Yesterday's post generated a fair amount of commentary about the question of American action versus inaction in the Middle East, specifically about the wisdom of intervention in the Libyan turmoil.
Judge Crater, whose frequent comments are always appreciated (though would be more useful if they could be more specific and constructive) suggested that the entire edifice of neoconservative policy has failed. In considering the impact of the Iraq War, I am tempted to use Chou en Lai's (perhaps apocryphal) response to the question of the impact of the French Revolution: Its too soon to say. I do not know if the Arab world is irredeemably autocratic and authoritarian. It may well be that in one or two generations something resembling a liberal democratic polity will emerge in the Middle East and the entire world will benefit from such a development. However, the failures of the neoconservative Freedom agenda is not the current question. As M_O_M so eloquently pointed out in her response to CF, if we refrain from using any of the means at our disposal to support those who are risking their lives for Freedom, we are surrendering what makes us Americans.

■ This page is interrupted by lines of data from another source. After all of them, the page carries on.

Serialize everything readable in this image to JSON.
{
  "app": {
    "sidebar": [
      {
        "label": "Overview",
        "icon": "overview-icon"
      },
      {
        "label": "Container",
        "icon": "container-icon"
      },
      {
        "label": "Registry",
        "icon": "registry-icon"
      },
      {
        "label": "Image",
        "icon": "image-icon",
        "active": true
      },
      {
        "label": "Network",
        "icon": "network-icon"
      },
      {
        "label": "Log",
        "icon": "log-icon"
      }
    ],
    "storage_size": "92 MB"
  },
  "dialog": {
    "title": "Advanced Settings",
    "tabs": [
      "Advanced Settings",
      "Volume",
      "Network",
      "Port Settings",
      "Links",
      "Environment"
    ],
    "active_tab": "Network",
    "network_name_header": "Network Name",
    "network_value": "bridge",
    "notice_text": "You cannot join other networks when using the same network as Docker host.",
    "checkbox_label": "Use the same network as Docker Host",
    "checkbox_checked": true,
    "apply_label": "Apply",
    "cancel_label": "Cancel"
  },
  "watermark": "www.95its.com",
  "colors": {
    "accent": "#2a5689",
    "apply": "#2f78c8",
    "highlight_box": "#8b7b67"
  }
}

This does not require armed intervention. It could be as simple as working out some arrangement sponsored by the UN that allows military people to leave and dump their military assets in areas that are understood as belonging to Libya. Draw up a few naval assets and establish a Libyan naval refuge. Declare a few airports sanctuary. There is something acutely sick about the fact that at least some of the military there are trying to avoid participating in bloodshed and no one on the outside is helping them.
We owe it to ourselves. We owe it to our history. We owe it to our future. Whatever the strange compendium of history, culture, experiment, etc, that went to forming the basic Commonwealth culture that is still alive in parts of the UK, Canada, the US and Australia, and perhaps will still dominate in India, it does require us to make that attempt. If not, we are abandoning that culture willfully.

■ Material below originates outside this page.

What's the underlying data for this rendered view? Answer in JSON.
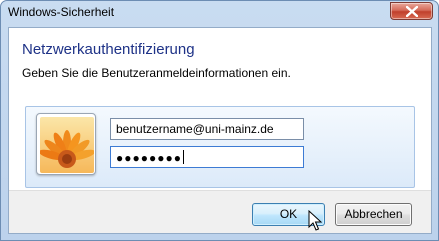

It is possible to appreciate that what follows a monster like Qaddafi may be a disaster; an Islamist government in Libya would be terrible for Libya, the region, and the world and there may be little we can do to stop it, yet our diffidence in supporting Libyan Freedom fighters with the same passion with which we attack Israeli apartment building is a travesty.
Natan Sharansky (née Anatoly Borisovich Shcharansky) in his memoirs wrote about living in despair in the Gulag. The belief, fostered by their jailers, that the world did not care about their plight was a constant burden to the prisoners of conscience. When news of Ronald Reagan's "Evil empire" speech reached the prisoners, it had a galvanizing effect. They were not forgotten! The most powerful man in the Free World was with them, even if reality dictated that our support could never be overtly military.
In contrast, our current President, who proudly proclaimed his goal to change America's character to one nearly identical with every other tribal society on the planet (for, after all what is multiculturalism but an amalgamation of competing tribes with individuals subsumed by their tribal identification?) has offered minimal support, verbal or otherwise, to those in the Middle East who desire the Freedoms we take for granted. The Obama administration, in their arrogant cynicism, even cut the minimal funds supporting Egyptian (liberal) democrats in the last two years.
America was founded on the idea that the individual matters. A nation of individuals rather than tribes has accomplished amazing things and brought Freedom to millions at the sacrifice of much blood and treasure. America may have a limited capacity to influence change in the Middle East (though there are many things we could be doing short of armed intervention that we are eschewing in favor of working with the international community, ie the UN, the most corrupt and banal institution on the planet) but you would think that the least we could do would be to make it more difficult for madmen to murder their own people.
If our President succeeds in changing our character so that we are no longer a people who support democracy and freedom, even if all we can do is offer verbal support, we may well no longer be exceptional.